Inexiste uma teoria unificada sobre o pensamento em grupo, mas o trabalho de Janis ajudou a identificar os fatores sociais que podem levar um grupo de pessoas a tomar decisões desastrosas e fatores capazes de melhorar a tomada de decisões em grupo.
Um passeio por casos famosos de pensamento em grupo
Pensamento em grupo no mundo corporativo
Existem inúmeros exemplos de pensamento em grupo nas grandes empresas. O sintoma mais comum é a tentativa do grupo reduzir conflito e chegar ao consenso, evitando o exame critico de perspectivas e cursos de ação alternativos, negligenciando e desencorajando o dissenso de opiniões.
Como isso é possível com profissionais altamente treinados em empresas de ponta?
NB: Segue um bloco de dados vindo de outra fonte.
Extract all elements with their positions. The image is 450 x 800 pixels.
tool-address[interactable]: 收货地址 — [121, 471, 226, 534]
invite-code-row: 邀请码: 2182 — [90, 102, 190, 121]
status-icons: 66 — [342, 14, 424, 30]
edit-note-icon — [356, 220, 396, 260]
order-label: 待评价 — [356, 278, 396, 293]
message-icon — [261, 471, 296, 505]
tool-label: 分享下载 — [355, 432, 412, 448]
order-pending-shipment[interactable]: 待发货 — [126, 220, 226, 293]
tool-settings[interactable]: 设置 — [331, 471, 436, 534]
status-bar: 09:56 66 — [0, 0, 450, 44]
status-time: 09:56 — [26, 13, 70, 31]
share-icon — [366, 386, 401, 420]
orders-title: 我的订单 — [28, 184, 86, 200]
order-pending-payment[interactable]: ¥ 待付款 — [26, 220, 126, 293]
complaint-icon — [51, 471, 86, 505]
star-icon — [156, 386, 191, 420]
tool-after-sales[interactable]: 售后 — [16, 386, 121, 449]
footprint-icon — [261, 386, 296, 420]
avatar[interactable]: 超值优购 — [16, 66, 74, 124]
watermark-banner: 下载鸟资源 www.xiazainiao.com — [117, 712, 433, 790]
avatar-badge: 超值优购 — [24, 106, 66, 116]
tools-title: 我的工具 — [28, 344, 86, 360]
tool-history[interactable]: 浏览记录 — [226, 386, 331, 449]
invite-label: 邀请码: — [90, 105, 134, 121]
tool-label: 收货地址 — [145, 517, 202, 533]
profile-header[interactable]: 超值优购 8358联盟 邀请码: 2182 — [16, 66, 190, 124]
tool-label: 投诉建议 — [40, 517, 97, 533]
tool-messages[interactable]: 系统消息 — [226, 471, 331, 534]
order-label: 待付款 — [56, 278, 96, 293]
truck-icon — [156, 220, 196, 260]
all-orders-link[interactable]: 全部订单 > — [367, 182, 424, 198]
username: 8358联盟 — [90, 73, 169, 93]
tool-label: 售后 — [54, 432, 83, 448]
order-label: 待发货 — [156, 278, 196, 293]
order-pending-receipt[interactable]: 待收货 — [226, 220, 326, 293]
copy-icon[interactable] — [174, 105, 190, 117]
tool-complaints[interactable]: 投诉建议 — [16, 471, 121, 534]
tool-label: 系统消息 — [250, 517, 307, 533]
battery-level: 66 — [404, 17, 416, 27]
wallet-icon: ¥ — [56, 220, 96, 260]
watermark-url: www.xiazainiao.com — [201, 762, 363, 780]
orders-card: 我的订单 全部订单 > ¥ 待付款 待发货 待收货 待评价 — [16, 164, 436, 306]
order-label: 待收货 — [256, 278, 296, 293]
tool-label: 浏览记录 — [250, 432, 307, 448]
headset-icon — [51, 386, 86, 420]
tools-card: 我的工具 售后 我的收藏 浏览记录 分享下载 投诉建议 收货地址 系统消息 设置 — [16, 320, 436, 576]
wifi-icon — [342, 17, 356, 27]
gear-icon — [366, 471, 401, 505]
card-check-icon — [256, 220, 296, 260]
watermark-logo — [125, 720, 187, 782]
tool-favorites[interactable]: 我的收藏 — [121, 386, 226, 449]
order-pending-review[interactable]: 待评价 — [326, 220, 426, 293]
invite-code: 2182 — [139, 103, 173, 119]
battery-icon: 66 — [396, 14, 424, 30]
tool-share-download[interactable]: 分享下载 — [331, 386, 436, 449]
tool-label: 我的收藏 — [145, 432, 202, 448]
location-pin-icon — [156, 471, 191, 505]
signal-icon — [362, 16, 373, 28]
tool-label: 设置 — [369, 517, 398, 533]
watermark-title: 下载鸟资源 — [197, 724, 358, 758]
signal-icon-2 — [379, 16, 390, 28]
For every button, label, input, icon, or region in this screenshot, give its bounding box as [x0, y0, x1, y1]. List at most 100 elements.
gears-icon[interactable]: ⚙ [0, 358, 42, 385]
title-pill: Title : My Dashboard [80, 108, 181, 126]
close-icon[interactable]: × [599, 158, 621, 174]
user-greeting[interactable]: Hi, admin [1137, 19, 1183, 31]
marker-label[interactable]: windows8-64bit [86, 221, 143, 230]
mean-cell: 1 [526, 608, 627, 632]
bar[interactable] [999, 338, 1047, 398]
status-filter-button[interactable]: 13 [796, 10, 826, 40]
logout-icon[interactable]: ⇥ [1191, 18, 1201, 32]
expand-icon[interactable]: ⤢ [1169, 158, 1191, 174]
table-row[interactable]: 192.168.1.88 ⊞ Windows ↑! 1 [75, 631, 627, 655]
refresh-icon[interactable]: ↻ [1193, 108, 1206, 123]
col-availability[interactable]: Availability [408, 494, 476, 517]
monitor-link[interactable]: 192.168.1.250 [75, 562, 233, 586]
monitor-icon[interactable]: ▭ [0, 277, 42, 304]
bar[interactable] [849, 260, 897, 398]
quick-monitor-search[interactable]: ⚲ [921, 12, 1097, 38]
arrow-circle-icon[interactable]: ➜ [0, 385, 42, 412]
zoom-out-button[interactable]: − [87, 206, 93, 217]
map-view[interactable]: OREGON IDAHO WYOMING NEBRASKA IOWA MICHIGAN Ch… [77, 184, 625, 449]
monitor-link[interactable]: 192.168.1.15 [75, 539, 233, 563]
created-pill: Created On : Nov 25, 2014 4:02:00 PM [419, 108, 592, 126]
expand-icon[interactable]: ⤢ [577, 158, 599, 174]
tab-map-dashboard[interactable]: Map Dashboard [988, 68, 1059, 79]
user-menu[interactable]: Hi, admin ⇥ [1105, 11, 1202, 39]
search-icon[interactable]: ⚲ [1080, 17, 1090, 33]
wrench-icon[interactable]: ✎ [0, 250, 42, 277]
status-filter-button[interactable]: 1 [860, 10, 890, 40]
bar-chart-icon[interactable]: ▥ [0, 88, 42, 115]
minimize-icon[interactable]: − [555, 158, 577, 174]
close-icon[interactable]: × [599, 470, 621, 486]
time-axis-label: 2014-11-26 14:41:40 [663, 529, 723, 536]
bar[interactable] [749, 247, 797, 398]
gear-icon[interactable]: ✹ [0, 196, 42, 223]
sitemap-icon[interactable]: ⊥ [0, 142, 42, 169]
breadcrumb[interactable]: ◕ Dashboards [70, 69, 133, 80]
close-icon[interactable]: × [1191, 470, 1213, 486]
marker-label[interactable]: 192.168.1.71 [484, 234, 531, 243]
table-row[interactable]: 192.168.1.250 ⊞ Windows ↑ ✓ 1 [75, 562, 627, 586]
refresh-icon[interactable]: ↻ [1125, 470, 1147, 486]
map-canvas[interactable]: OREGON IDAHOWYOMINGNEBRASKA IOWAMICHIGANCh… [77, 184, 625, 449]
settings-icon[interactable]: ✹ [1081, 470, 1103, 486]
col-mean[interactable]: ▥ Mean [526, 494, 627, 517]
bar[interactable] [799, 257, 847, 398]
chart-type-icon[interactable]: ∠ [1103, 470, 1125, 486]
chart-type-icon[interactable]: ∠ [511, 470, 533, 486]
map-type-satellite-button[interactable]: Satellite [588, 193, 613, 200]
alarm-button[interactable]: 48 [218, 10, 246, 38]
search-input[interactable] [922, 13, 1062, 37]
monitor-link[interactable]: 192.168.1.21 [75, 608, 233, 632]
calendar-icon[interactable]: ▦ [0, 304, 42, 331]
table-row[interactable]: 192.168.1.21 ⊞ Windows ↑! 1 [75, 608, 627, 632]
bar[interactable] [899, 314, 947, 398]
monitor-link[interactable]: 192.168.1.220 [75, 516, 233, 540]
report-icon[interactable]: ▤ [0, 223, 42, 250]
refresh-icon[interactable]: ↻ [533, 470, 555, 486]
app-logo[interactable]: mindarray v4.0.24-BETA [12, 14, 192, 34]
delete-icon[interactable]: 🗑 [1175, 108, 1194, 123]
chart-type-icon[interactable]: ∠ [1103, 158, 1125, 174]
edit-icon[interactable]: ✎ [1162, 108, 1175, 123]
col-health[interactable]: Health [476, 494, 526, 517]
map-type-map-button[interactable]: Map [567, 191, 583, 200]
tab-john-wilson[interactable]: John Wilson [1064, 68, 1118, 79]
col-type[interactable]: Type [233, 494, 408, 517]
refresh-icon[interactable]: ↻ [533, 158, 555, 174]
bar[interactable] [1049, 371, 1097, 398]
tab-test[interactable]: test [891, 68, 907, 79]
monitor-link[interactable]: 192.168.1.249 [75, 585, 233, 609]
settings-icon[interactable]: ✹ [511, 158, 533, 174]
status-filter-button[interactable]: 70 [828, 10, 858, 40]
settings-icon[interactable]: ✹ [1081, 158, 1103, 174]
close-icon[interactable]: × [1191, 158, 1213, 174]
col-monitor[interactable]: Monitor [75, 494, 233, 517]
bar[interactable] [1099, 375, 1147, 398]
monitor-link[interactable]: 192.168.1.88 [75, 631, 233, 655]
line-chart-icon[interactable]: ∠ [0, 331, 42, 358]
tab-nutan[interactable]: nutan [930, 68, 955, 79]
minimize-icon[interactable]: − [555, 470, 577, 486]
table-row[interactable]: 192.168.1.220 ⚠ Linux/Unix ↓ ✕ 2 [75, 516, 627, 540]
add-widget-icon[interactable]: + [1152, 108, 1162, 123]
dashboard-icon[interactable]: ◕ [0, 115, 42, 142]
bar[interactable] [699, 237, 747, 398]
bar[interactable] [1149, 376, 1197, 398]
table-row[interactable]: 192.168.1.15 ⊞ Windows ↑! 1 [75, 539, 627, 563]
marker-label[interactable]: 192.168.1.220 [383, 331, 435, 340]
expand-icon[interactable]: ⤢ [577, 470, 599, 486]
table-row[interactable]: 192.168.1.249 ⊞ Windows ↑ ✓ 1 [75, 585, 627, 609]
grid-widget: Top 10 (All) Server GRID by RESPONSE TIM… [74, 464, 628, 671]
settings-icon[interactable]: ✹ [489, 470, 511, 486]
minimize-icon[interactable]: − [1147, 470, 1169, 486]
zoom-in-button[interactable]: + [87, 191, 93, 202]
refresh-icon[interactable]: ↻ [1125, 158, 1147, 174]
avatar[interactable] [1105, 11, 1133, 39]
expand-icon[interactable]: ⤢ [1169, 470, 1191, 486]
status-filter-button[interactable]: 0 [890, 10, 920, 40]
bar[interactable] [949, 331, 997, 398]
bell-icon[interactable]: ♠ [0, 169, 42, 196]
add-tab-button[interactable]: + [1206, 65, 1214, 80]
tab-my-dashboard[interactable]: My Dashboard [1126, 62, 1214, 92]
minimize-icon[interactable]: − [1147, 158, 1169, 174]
Primeiro, pode ser devido a dependência de terceiros – auditores, advogados, conselho de administração, equipe interna e consultores externos instruindo o assunto – um fenômeno chamado de “responsabilidade difusa”.
Segundo, visando manter a harmonia no grupo, as pessoas evitam contrariar decisões abraçadas pela maioria e/ou pelo líder. Outro motivo podem ser as “algemas de ouro” – um termo educado que se referir ao forte incentivo financeiro para se olhar para o outro lado (salário e emprego).
- A análise de atas de reunião mostra que os conselhos, especialmente ao exercerem seu papel de supervisão e monitoramento, discutem uma única recomendação em 99% das situações e discordam do Presidente | CEO apenas em 3,3% dos casos;
- Alertas muito criveis foram ignorados como sendo bolhas de mercado. Ex.: Alerta do vice-presidente da Enron - Sherron Waltkins - para o CEO Ken Lay, alerta do diretor do banco central americano, Edward Gramlich, para o presidente Alan Greenspan e o reporte de Cynthia Cooper para o comitê de auditoria da WorldCom.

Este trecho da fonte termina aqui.